Similarly, and more recently, I had in the autumn of 1975 decided to return home at the very beginning of the South-West Face of Everest expedition after the death of Mingma, a young mute Sherpa lad who I had befriended. I was accused of being responsible for his death on top of being distressed at his loss and it was all so upsetting that I decided to depart for home. The situation changed as other members of the team helped me rationalise Mingma’s death. Also apologies were made and the atmosphere became more conducive for climbing; subsequently, against all the odds, I reached the summit with Dougal Haston.
Only the year after, again with Dougal, this time on the South Face of Denali, the stormy weather was so violent and protracted that I let go of all ambition that year thinking I might try again another day. The weather improved and we cautiously continued, finding a way up steep gullies of ice and across avalanche-prone snow slopes to complete the route which, as always, having not thought it possible, then comes as a gift.
By 15 June Advanced Base Camp was already well stocked with a month’s supply of food and fuel thanks to the carries made by six Balti porters and all six team members.

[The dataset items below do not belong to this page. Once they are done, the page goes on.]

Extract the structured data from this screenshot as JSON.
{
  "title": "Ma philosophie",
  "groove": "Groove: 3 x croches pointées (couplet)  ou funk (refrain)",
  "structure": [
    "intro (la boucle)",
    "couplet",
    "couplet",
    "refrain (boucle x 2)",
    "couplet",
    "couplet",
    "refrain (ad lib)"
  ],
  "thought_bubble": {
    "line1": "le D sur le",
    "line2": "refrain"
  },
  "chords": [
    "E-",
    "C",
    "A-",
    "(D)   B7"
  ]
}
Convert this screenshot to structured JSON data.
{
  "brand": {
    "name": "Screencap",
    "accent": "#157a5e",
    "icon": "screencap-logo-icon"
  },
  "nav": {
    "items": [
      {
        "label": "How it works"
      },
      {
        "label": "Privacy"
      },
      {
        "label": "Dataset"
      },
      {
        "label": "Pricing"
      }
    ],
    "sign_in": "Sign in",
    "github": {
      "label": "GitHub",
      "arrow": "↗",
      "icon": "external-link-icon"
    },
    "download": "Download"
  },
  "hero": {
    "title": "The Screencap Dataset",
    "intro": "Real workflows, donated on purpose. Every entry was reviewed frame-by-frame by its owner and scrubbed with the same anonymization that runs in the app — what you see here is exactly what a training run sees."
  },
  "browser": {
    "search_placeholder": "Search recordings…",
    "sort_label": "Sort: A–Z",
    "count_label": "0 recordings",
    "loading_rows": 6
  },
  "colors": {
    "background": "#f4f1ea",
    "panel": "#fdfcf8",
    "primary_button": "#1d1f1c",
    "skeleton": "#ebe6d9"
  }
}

On the same day Chris and Nick were the first to occupy Advanced Base Camp and the following day to start climbing up the South West Spur leading to the West Col snow plateau. After fixing the first two pitches the morning became oppressively hot and so they descended to Advanced Base Camp to link up with Clive and Mo. But where were they? Chris wondered, ‘Could they still be lolling about at Base Camp waiting for their wives?’

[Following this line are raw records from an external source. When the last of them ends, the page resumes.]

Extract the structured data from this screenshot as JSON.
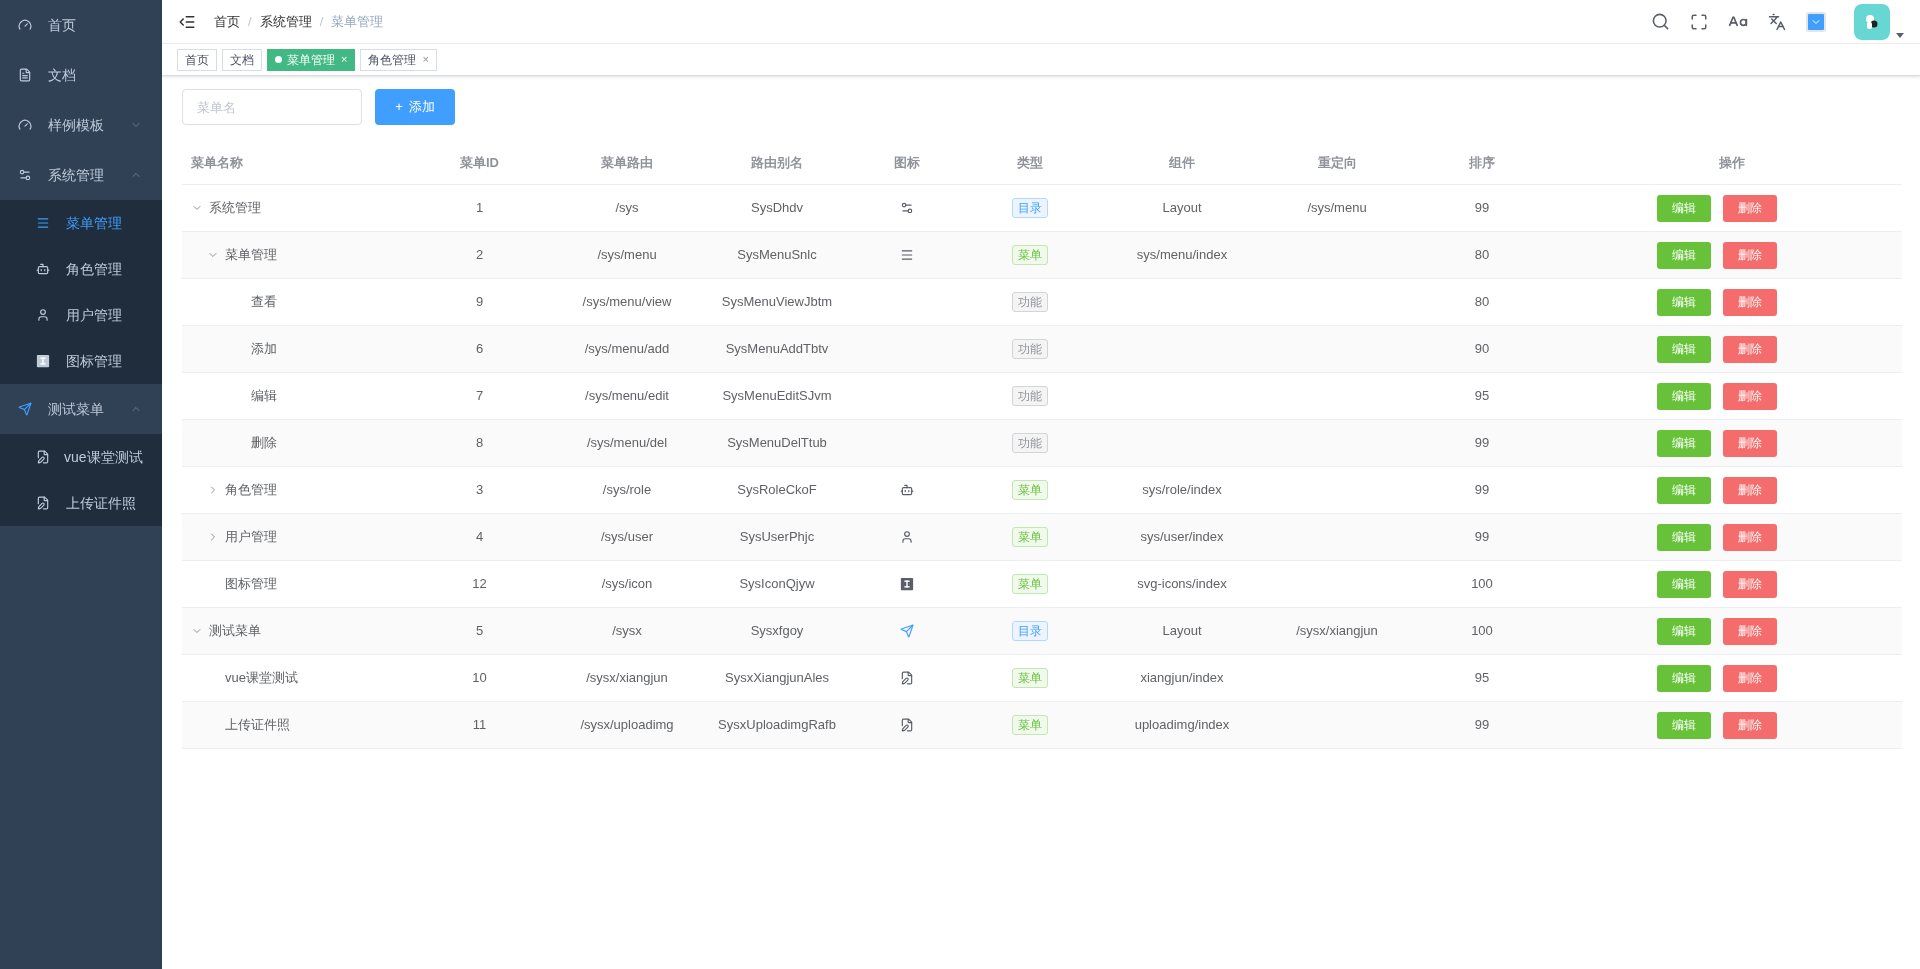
{
  "sidebar": {
    "items": [
      {
        "label": "首页",
        "selected": false
      },
      {
        "label": "文档",
        "selected": false
      },
      {
        "label": "样例模板",
        "selected": false,
        "expanded": false
      },
      {
        "label": "系统管理",
        "selected": false,
        "expanded": true,
        "children": [
          {
            "label": "菜单管理",
            "selected": true
          },
          {
            "label": "角色管理",
            "selected": false
          },
          {
            "label": "用户管理",
            "selected": false
          },
          {
            "label": "图标管理",
            "selected": false
          }
        ]
      },
      {
        "label": "测试菜单",
        "selected": false,
        "expanded": true,
        "children": [
          {
            "label": "vue课堂测试",
            "selected": false
          },
          {
            "label": "上传证件照",
            "selected": false
          }
        ]
      }
    ]
  },
  "breadcrumb": [
    {
      "label": "首页",
      "current": false
    },
    {
      "label": "系统管理",
      "current": false
    },
    {
      "label": "菜单管理",
      "current": true
    }
  ],
  "breadcrumb_separator": "/",
  "tags": [
    {
      "label": "首页",
      "selected": false,
      "closable": false
    },
    {
      "label": "文档",
      "selected": false,
      "closable": false
    },
    {
      "label": "菜单管理",
      "selected": true,
      "closable": true
    },
    {
      "label": "角色管理",
      "selected": false,
      "closable": true
    }
  ],
  "tag_close": "×",
  "search": {
    "placeholder": "菜单名"
  },
  "add_button": {
    "label": "添加",
    "icon": "+"
  },
  "table": {
    "columns": [
      "菜单名称",
      "菜单ID",
      "菜单路由",
      "路由别名",
      "图标",
      "类型",
      "组件",
      "重定向",
      "排序",
      "操作"
    ],
    "rows": [
      {
        "name": "系统管理",
        "id": "1",
        "path": "/sys",
        "alias": "SysDhdv",
        "type": "目录",
        "kind": "directory",
        "component": "Layout",
        "redirect": "/sys/menu",
        "sort": "99",
        "actions": [
          "编辑",
          "删除"
        ],
        "expanded": true,
        "children": [
          {
            "name": "菜单管理",
            "id": "2",
            "path": "/sys/menu",
            "alias": "SysMenuSnlc",
            "type": "菜单",
            "kind": "menu",
            "component": "sys/menu/index",
            "sort": "80",
            "actions": [
              "编辑",
              "删除"
            ],
            "expanded": true,
            "children": [
              {
                "name": "查看",
                "id": "9",
                "path": "/sys/menu/view",
                "alias": "SysMenuViewJbtm",
                "type": "功能",
                "kind": "function",
                "sort": "80",
                "actions": [
                  "编辑",
                  "删除"
                ]
              },
              {
                "name": "添加",
                "id": "6",
                "path": "/sys/menu/add",
                "alias": "SysMenuAddTbtv",
                "type": "功能",
                "kind": "function",
                "sort": "90",
                "actions": [
                  "编辑",
                  "删除"
                ]
              },
              {
                "name": "编辑",
                "id": "7",
                "path": "/sys/menu/edit",
                "alias": "SysMenuEditSJvm",
                "type": "功能",
                "kind": "function",
                "sort": "95",
                "actions": [
                  "编辑",
                  "删除"
                ]
              },
              {
                "name": "删除",
                "id": "8",
                "path": "/sys/menu/del",
                "alias": "SysMenuDelTtub",
                "type": "功能",
                "kind": "function",
                "sort": "99",
                "actions": [
                  "编辑",
                  "删除"
                ]
              }
            ]
          },
          {
            "name": "角色管理",
            "id": "3",
            "path": "/sys/role",
            "alias": "SysRoleCkoF",
            "type": "菜单",
            "kind": "menu",
            "component": "sys/role/index",
            "sort": "99",
            "actions": [
              "编辑",
              "删除"
            ],
            "expanded": false
          },
          {
            "name": "用户管理",
            "id": "4",
            "path": "/sys/user",
            "alias": "SysUserPhjc",
            "type": "菜单",
            "kind": "menu",
            "component": "sys/user/index",
            "sort": "99",
            "actions": [
              "编辑",
              "删除"
            ],
            "expanded": false
          },
          {
            "name": "图标管理",
            "id": "12",
            "path": "/sys/icon",
            "alias": "SysIconQjyw",
            "type": "菜单",
            "kind": "menu",
            "component": "svg-icons/index",
            "sort": "100",
            "actions": [
              "编辑",
              "删除"
            ]
          }
        ]
      },
      {
        "name": "测试菜单",
        "id": "5",
        "path": "/sysx",
        "alias": "Sysxfgoy",
        "type": "目录",
        "kind": "directory",
        "component": "Layout",
        "redirect": "/sysx/xiangjun",
        "sort": "100",
        "actions": [
          "编辑",
          "删除"
        ],
        "expanded": true,
        "children": [
          {
            "name": "vue课堂测试",
            "id": "10",
            "path": "/sysx/xiangjun",
            "alias": "SysxXiangjunAles",
            "type": "菜单",
            "kind": "menu",
            "component": "xiangjun/index",
            "sort": "95",
            "actions": [
              "编辑",
              "删除"
            ]
          },
          {
            "name": "上传证件照",
            "id": "11",
            "path": "/sysx/uploadimg",
            "alias": "SysxUploadimgRafb",
            "type": "菜单",
            "kind": "menu",
            "component": "uploadimg/index",
            "sort": "99",
            "actions": [
              "编辑",
              "删除"
            ]
          }
        ]
      }
    ]
  }
}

Steph Rowland and Jackie Anthoine had arrived at Base Camp pursued by a posse of armed police. The wives had assumed, wrongly, they were on the expedition permit and so not having a permit they had to use all their powers of persuasion talking their way through one police check point after another, but now, the police on reflection had decided to escort them back down to Skardu. With the support of the two liaison officers the police allowed the wives to remain at Base Camp for the foreseeable future while they sought further clarification from their superiors. It was a situation for which Mo, Clive and I all felt some responsibility. It had not been easy for the girls, especially Steph who was suffering from the sun, and both, being young and attractive, in a very maledominated society, had found the whole thing most unpleasant. Ultimately, I blame myself as organiser for not thinking to raise the matter at the expedition briefing in Islamabad. So, having met their wives, Clive and Mo left them to recover from the exertions and frustrations of their trek, and that same day went back up to Advanced Base Camp.